S.B. 132 authorizes the bank, in coordination with the comptroller, to provide for the establishment and maintenance of separate accounts or sub-accounts to be kept and held in escrow and in trust in the same manner as the fund. The bill authorizes the comptroller, pending use, to invest and reinvest the fund's money in investments authorized by law for state funds and requires earnings on such investments to be credited to the fund. The bill authorizes the bank to use money in the fund for the purposes specified by the bill and according to the procedures established by the bill. The bill limits the state's authority to take action with respect to the fund to action specified by the bill and in accordance with the resolutions of the executive director of the Texas Economic Development and Tourism Office (TEDTO) adopted under the bill's provisions.

 

S.B. 132 authorizes the bank, TEDTO, or a TEDTO successor agency to provide for the issuance, sale, and retirement of bonds, including obligations in the form of commercial paper notes, to provide funding for certain authorized economic development purposes and sets out provisions relating to those bonds, including provisions relating to the sale and issuance of bonds, agreements regarding bonds, refunding bonds, the use of bond proceeds, and the nature of the bonds as legal investments for fiduciaries and other persons. The bill requires the bank to administer the leverage fund and grants the bank the powers necessary to carry out the purposes of the bill's provisions in the administration of the fund and those provisions.

 

S.B. 132 amends the Local Government Code to authorize a Type A or Type B development corporation to obtain a loan from the Texas leverage fund program for eligible projects as authorized by the Development Corporation Act and to pledge revenue from the sales and use tax imposed by the corporation's authorizing municipality to secure the loan.

 

S.B. 132 establishes that the Texas leverage fund program as amended by the bill authorizes the continued operation of the program established by the September 9, 1992, master resolution of the Texas Department of Commerce under certain specified provisions.

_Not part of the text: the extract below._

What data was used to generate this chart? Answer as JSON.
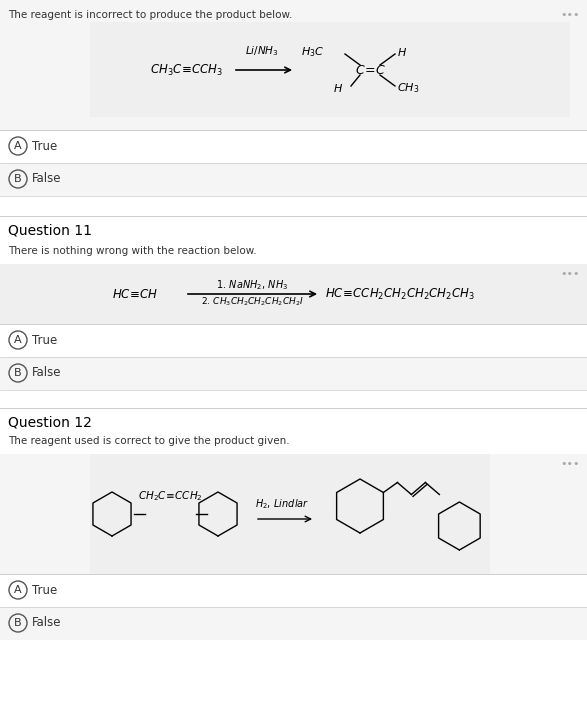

The bill validates the governmental acts and proceedings of the comptroller, TEDTO, and the bank relating to the administration of the Texas leverage fund program that occurred before the bill's effective date as if the acts had occurred as authorized by law, except for an act that was a misdemeanor or felony under state law at the time the act occurred or a matter that, on the bill's effective date, has been held invalid by a final judgment of a court or is involved in litigation if the litigation ultimately results in the matter being held invalid by a final judgment of a court.

 

S.B. 132 makes the respective requirements for the comptroller, TEDTO, the Texas Economic Development Bank, and the attorney general to implement the bill's provisions contingent on specific legislative appropriations for that purpose and otherwise authorizes, but does not require, those entities to implement the bill's applicable provisions using other available appropriations.

 

EFFECTIVE DATE

 

On passage, or, if the bill does not receive the necessary vote, September 1, 2019.